Pemusnahan barang bukti dipimpin langsung Kepala Kejari Idi, Ibsaini, didampingi Kasi Pidum serta Kasi Pengelolaan Barang Bukti dan Barang Rampasan. Kegiatan itu turut dihadiri unsur Forkopimda, di antaranya Asisten III Pemerintah Kabupaten Aceh Timur, Plt Dinas Kesehatan, Kasat Narkoba, Dandim Aceh Timur, hingga Kepala Lapas Kelas IIB Idi.

Dalam keterangannya kepada wartawan, Ibsaini menegaskan pemusnahan barang bukti dilakukan berdasarkan ketentuan Pasal 270 KUHAP dan kewenangan kejaksaan sebagaimana diatur dalam Undang-Undang Kejaksaan Republik Indonesia.

“Hari ini kami melaksanakan pemusnahan barang bukti dari perkara yang telah inkracht atau berkekuatan hukum tetap. Ini merupakan amanat undang-undang dan wajib dilaksanakan oleh kejaksaan,” tegasnya.

Barang bukti yang dimusnahkan berasal dari berbagai tindak pidana, mulai dari kasus narkotika, penganiayaan, kekerasan terhadap perempuan dan anak, hingga perkara pembunuhan.

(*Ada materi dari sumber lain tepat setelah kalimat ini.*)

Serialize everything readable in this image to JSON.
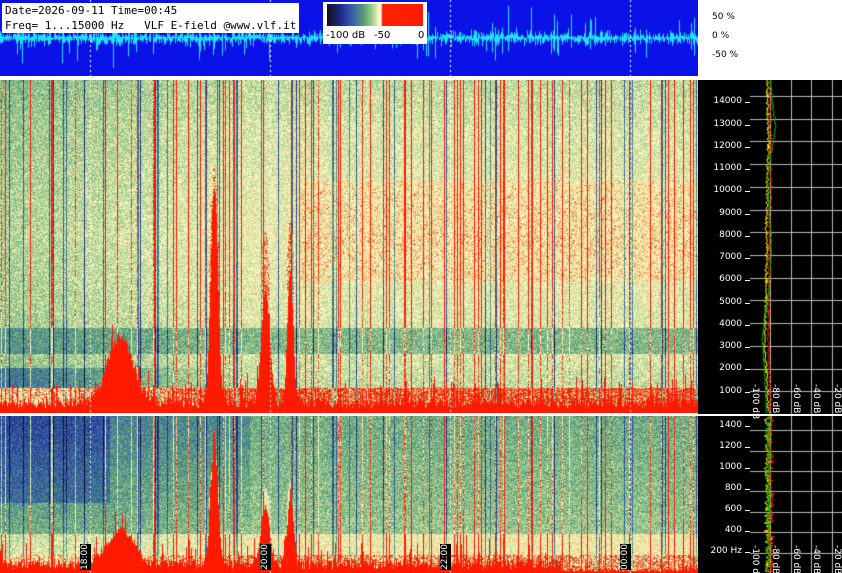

Kajari menegaskan, langkah tersebut merupakan bentuk transparansi dan akuntabilitas Kejari Aceh Timur dalam menjalankan putusan pengadilan sekaligus komitmen mendukung pemberantasan kejahatan di wilayah Aceh Timur.

“Pemusnahan ini menjadi bukti bahwa setiap perkara yang telah memiliki kekuatan hukum tetap kami tindaklanjuti sesuai aturan yang berlaku,” ujarnya.

Adapun barang bukti narkotika yang dimusnahkan sepanjang periode 2026 terdiri dari sabu seberat 893,93 gram dan ganja seberat 474,07 gram.